ある人には「使えればいい」といったように機能性だけを重視する感覚があったり、またある人には「デザインが良くなければダメ」という感覚もあったり、はたまた「デザインさえよければ使い勝手は無関係」という感覚まで、人間の考え方や価値観というものは千差万別です。

さて、そんな人によって違いが出る価値観ですが、ブランド品に対しても人それぞれ面白いぐらい意識が違ってきます。
ブランド品を購入しても一度も使わず、几帳面に飾ったり並べたりすることを目的としたいわゆるコレクターと呼ばれる人がいたり、「ブランド」という名がつくものなら何でも好きという無類のブランド志向の人がいたり、はたまたブランド品であろうがなかろうがデザインや素材が気に入らなければ、全く興味を示さないような人など、実に様々です。

さて、そういったようにブランド品に関する考え方は、人の数だけ存在していますが、「ブランド品をお店に売る」という行為について考えたときに、基本的な考えかたによってその傾向が全く異なってくるよう気がします。

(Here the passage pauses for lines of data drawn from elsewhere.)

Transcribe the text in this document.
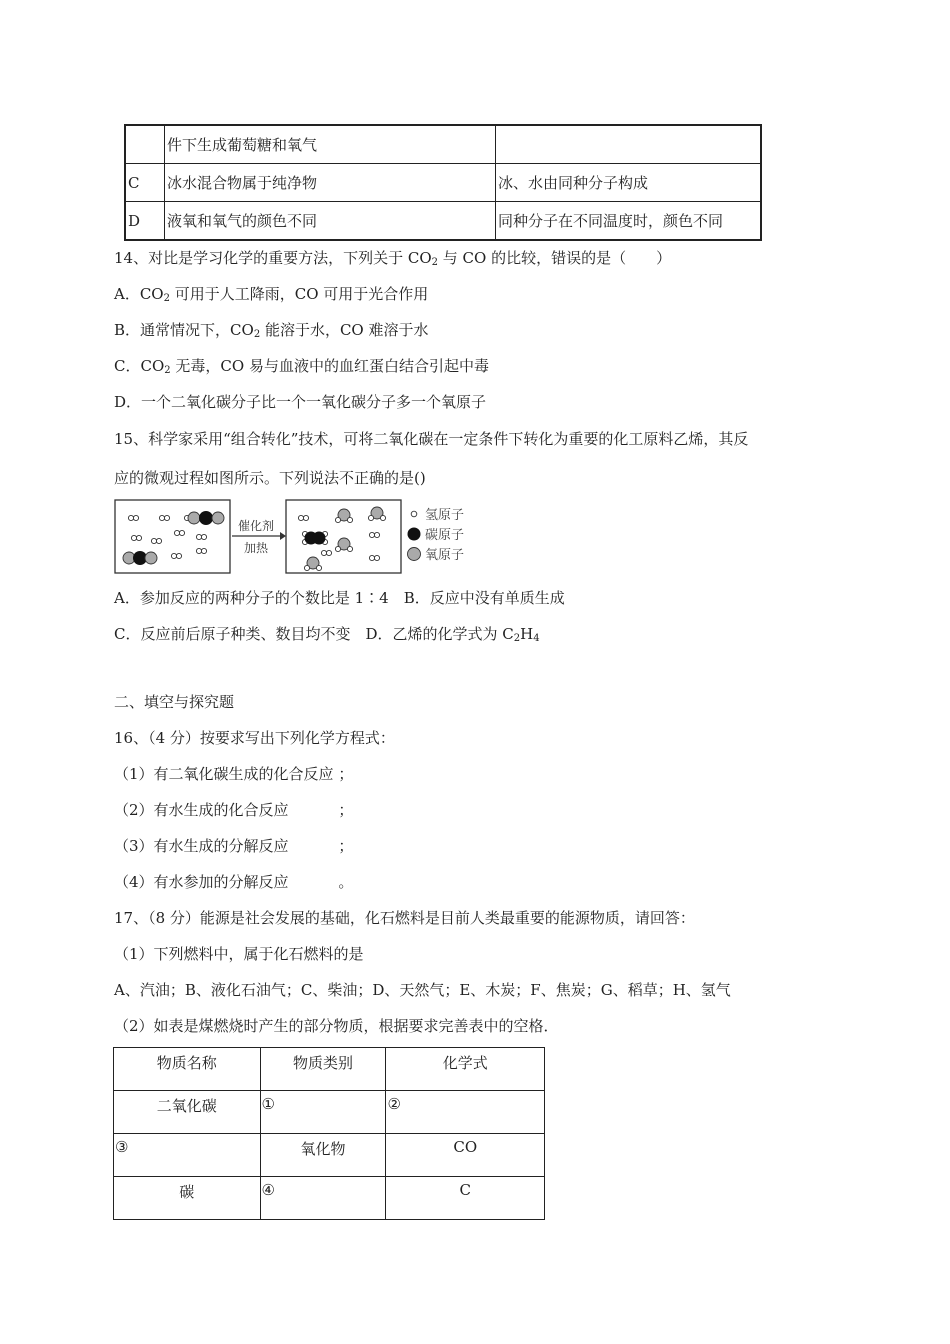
	件下生成葡萄糖和氧气	
C	冰水混合物属于纯净物	冰、水由同种分子构成
D	液氧和氧气的颜色不同	同种分子在不同温度时，颜色不同
14、对比是学习化学的重要方法，下列关于 $CO_2$ 与 CO 的比较，错误的是（　　）
A．$CO_2$ 可用于人工降雨，CO 可用于光合作用
B．通常情况下，$CO_2$ 能溶于水，CO 难溶于水
C．$CO_2$ 无毒，CO 易与血液中的血红蛋白结合引起中毒
D．一个二氧化碳分子比一个一氧化碳分子多一个氧原子
15、科学家采用“组合转化”技术，可将二氧化碳在一定条件下转化为重要的化工原料乙烯，其反
应的微观过程如图所示。下列说法不正确的是()
催化剂
加热
氢原子
碳原子
氧原子
A．参加反应的两种分子的个数比是 1∶4　B．反应中没有单质生成
C．反应前后原子种类、数目均不变　D．乙烯的化学式为 $C_2H_4$
二、填空与探究题
16、（4 分）按要求写出下列化学方程式：
（1）有二氧化碳生成的化合反应 ；
（2）有水生成的化合反应　　　 ；
（3）有水生成的分解反应　　　 ；
（4）有水参加的分解反应　　　 。
17、（8 分）能源是社会发展的基础，化石燃料是目前人类最重要的能源物质，请回答：
（1）下列燃料中，属于化石燃料的是
A、汽油；B、液化石油气；C、柴油；D、天然气；E、木炭；F、焦炭；G、稻草；H、氢气
（2）如表是煤燃烧时产生的部分物质，根据要求完善表中的空格．
物质名称	物质类别	化学式
二氧化碳	①	②
③	氧化物	CO
碳	④	C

ブランド品を持っているだけで満足という価値観の人は、おそらくブランド品を売るという感覚は持ち合わせていないことが多いと思います。
やはり、お金と同じように万人にわかりやすい価値という点では、ブランド品であるというだけで所有欲を満たしてくれるとことがあると思います。

それに対し、ブランド品を売るという感覚をもっている人は、ブランドという価値を流動的にとらえているのではないでしょうか。
気に入って普段から身付けて使用しているときには、愛着とともにその所有感がブランドという効力によって相乗しますが、飽きてしまったり使わなくなったりするとその瞬間にブランドという効力も作用しなくなり、「不用品」という感覚で自分の中のそのものの存在価値を転換させてしまうのかもしれません。
これには「プレゼントとしてもらったけれど趣味じゃなかった」というケースにも当てはまるのではないでしょうか。

いずれにしても、ブランド品というものに対するイメージがひとりひとり違うことで市場のバランスが成り立っているといえるのだと思います。